If it fixed N49EX's problem, then maybe there's a dynamic at play I'm unaware of. However, I was an auto mechanic for 15 years that specialized in alignments and suspensions on cars. I realize a car suspension and airplane suspension are different, but toe-in (or out) on a car will NEVER cause a vibration on it's own. If toe is off (in or out) the two sides will always "equalize" themselves simply by steering the car straight, or in the case of a plane, steering it straight via rudder or brakes. The toe-in (or out) will always be equal between the 2 sides, therefore the effects are equally opposed and because of this, not felt by the driver. (Even though it will wear tires if improperly set.) The exception to this is if toe-in is significantly off. By significant, I mean 1/2" (visible to the eye) not the normal 1/16" that is only detectable by measurements.
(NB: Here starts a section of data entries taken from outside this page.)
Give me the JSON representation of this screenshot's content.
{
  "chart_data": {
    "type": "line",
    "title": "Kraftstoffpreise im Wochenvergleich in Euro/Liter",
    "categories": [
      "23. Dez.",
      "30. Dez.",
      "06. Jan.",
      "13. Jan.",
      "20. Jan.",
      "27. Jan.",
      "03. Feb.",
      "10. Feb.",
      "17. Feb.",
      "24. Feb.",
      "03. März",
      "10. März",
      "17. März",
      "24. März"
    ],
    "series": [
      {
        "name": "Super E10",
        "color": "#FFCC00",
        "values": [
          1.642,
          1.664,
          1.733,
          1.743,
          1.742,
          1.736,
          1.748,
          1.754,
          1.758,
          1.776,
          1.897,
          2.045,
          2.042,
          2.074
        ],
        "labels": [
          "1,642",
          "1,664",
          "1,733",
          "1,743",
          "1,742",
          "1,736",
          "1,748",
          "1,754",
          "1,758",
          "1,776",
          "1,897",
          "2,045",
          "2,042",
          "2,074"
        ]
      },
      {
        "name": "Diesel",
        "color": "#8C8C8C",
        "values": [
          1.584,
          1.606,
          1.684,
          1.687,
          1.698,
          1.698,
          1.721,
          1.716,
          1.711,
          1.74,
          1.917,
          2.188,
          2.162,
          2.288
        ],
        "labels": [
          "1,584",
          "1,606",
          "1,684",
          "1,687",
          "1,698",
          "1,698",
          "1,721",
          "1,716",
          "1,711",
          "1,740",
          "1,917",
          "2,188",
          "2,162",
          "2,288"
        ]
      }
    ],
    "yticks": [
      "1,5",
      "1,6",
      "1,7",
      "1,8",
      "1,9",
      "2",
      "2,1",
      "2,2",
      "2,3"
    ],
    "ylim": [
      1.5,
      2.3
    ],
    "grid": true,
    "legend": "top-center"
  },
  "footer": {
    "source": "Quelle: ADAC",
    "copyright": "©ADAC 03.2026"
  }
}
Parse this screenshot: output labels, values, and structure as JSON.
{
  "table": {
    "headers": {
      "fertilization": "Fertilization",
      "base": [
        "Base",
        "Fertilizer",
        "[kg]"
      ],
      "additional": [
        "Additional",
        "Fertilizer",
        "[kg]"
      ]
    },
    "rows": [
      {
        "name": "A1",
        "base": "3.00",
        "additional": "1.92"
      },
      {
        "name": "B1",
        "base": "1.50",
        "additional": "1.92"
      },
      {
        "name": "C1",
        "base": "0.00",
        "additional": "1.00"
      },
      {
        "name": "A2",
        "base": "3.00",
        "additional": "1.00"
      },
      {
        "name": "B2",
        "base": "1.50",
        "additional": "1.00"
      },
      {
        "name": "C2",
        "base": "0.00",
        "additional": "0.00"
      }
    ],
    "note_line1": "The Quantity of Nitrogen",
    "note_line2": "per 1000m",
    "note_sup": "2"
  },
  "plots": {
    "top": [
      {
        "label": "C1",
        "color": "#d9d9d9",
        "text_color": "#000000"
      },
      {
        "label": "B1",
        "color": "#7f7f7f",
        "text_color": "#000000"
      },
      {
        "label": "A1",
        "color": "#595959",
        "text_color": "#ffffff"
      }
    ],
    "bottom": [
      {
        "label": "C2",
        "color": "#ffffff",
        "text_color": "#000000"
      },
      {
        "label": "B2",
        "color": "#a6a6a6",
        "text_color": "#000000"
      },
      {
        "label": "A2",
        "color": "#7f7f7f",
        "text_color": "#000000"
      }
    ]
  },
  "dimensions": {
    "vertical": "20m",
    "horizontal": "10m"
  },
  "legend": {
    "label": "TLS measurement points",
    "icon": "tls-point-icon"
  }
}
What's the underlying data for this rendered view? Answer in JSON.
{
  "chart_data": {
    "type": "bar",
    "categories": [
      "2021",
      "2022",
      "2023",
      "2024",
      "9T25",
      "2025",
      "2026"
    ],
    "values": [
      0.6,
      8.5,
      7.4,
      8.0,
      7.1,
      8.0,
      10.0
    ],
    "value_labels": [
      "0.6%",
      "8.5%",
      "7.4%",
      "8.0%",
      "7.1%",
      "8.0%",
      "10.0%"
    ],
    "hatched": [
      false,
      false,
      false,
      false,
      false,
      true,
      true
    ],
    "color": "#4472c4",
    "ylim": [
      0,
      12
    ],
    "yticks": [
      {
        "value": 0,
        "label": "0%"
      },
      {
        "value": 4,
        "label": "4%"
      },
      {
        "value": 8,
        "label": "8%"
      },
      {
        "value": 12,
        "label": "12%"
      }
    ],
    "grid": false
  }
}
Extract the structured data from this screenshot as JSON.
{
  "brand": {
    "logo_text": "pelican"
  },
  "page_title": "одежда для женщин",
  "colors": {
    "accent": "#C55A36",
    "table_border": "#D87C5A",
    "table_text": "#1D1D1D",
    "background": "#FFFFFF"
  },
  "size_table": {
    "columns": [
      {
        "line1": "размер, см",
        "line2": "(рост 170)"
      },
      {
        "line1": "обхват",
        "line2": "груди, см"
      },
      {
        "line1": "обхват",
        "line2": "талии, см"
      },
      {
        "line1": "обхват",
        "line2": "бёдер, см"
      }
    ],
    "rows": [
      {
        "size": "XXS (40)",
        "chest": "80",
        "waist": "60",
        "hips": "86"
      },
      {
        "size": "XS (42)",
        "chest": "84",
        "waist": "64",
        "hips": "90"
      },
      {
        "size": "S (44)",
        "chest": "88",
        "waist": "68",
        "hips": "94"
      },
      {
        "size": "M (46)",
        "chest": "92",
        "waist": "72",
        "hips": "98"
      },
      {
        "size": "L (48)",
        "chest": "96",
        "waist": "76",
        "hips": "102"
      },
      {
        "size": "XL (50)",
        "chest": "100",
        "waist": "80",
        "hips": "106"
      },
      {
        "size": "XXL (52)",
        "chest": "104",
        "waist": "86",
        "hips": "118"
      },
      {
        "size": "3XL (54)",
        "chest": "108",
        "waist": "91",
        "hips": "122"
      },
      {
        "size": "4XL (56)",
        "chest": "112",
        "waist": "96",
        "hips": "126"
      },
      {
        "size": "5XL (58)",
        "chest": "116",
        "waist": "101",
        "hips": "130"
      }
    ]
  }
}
It IS true that toe-in or out can create uneven wear patterns that affect tire balance.... but toe-in by itself can't be felt by the driver.

Again, this is based on years of auto experience, not a planes landing gear. But, since changing toe angle on an RV-10 would be a significant task to correct, thought I'd offer this up as food for thought before you chase a rabbit down a hole that might not make a difference.
 
If it fixed N49EX's problem, then maybe there's a dynamic at play I'm unaware of. However, I was an auto mechanic for 15 years that specialized in alignments and suspensions on cars. I realize a car suspension and airplane suspension are different, but toe-in (or out) on a car will NEVER cause a vibration on it's own. If toe is off (in or out) the two sides will always "equalize" themselves simply by steering the car straight, or in the case of a plane, steering it straight via rudder or brakes.

.....before you chase a rabbit down a hole.....

Agree for a car. In a car the steering has a pretty tight grip on the direction of the wheels and there is no mechanism for the wheels to move in or out. And brake force inherently gets applied equally to both front wheels. And the fixed back wheels add another component of straight line restoring force.

On a plane with spring or tubular struts, the wheels have a lot more motion latitude. Forward motion with toe in slightly raises the plane as the gear moves inward, while with toe out the plane lowers slightly. The feedback loop between brake or rudder action and wheel/plane directional response is relatively loose and certainly capable of energizing instabilities in a number of ways, and certainly doesn't have any capability of suppressing an oscillation the way that car steering has a hold on the wheel direction. Toe out in a plane with any kind of gear leg lateral flex capability will definitely result in squirrely weaving down the runway.

In any case, all I was suggesting is that if you have a main wheel oscillation, at least check the toe in - that's not a rabbit hole.
 
The main leg stiffening looks simple but I have never hard of Lowes molding or window molding over in Europe. The shape is no problem but what material or wood type is it ?

Lowes is a U.S. home supply store. I think I used Ash.